Conditions for calibration
Before conducting a calibration important issues to consider are:
The calibration should be conducted in the same environmental conditions (water temperature and salinity) as are experienced during the survey.
Water depths must be sufficient to exceed near-field limitations and/or system limitations for the echosounder frequencies to be calibrated.
Calibrations must be conducted before the survey begins to establish proper echosounder operation, and after or near the end of the survey to ensure no significant changes have occurred. Additional calibrations during the survey are valuable for maintaining system performance and ensuring high-quality data.
Calibrations must be conducted with the same pulse durations, transmit powers, and bandwidths used during the survey. A relatively fast ping rate such 5 pps is often used to increase the number of sphere observations.
If multiple frequencies will be operating simultaneously during collection, you may want to run all frequencies while calibrating each single one to include any effects from the other units. This is also useful to determine if there is acoustical interference between systems. Some manufacturers recommend calibrating each frequency separately.

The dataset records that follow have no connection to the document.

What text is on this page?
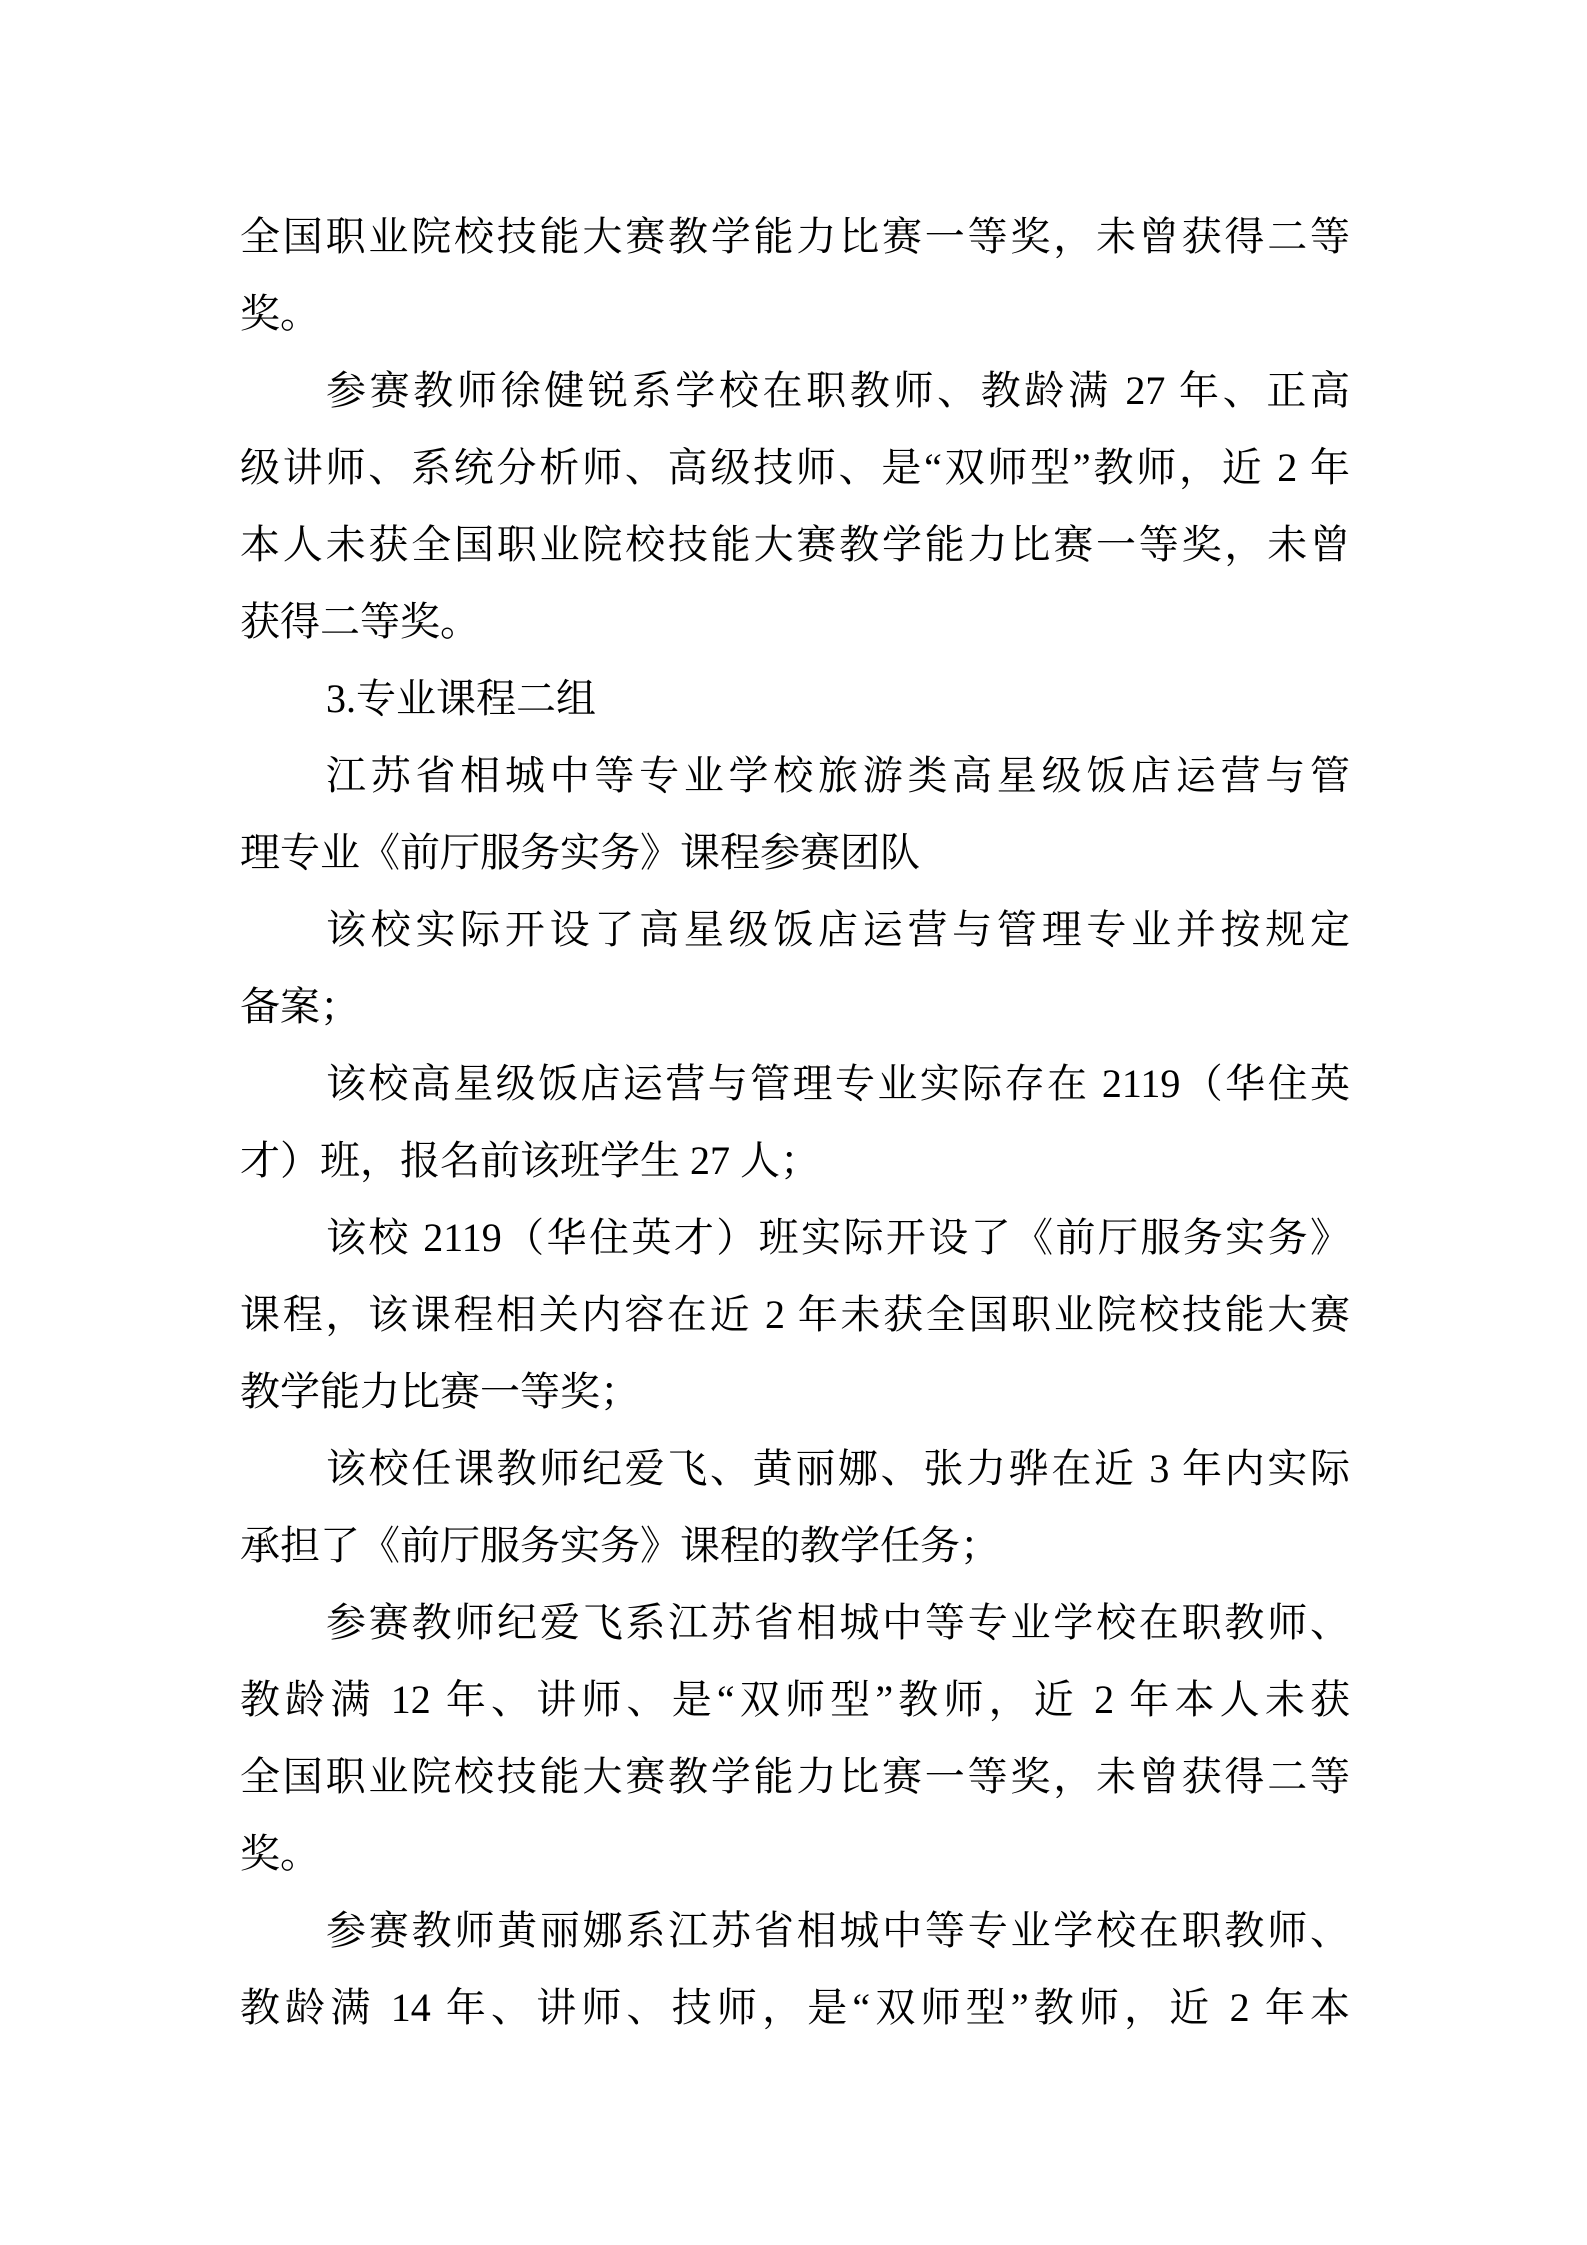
全国职业院校技能大赛教学能力比赛一等奖，未曾获得二等
奖。
参赛教师徐健锐系学校在职教师、教龄满 27 年、正高
级讲师、系统分析师、高级技师、是“双师型”教师，近 2 年
本人未获全国职业院校技能大赛教学能力比赛一等奖，未曾
获得二等奖。
3.专业课程二组
江苏省相城中等专业学校旅游类高星级饭店运营与管
理专业《前厅服务实务》课程参赛团队
该校实际开设了高星级饭店运营与管理专业并按规定
备案；
该校高星级饭店运营与管理专业实际存在 2119（华住英
才）班，报名前该班学生 27 人；
该校 2119（华住英才）班实际开设了《前厅服务实务》
课程，该课程相关内容在近 2 年未获全国职业院校技能大赛
教学能力比赛一等奖；
该校任课教师纪爱飞、黄丽娜、张力骅在近 3 年内实际
承担了《前厅服务实务》课程的教学任务；
参赛教师纪爱飞系江苏省相城中等专业学校在职教师、
教龄满 12 年、讲师、是“双师型”教师，近 2 年本人未获
全国职业院校技能大赛教学能力比赛一等奖，未曾获得二等
奖。
参赛教师黄丽娜系江苏省相城中等专业学校在职教师、
教龄满 14 年、讲师、技师，是“双师型”教师，近 2 年本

The standard target method for calibrating echosounders is used to calibrate the overall acoustical system (combined transmit and receive echosounder components, transducer, transducer cable, and the electrical supply) to an absolute standard. Thus the calibrations reflect an integration of the echosounder, transducer, and shipboard electrical system. If any component of this system changes (e.g., the shipboard electrical system, transducer cable length) during the survey, the echosounder must be recalibrated (NMFS SOP).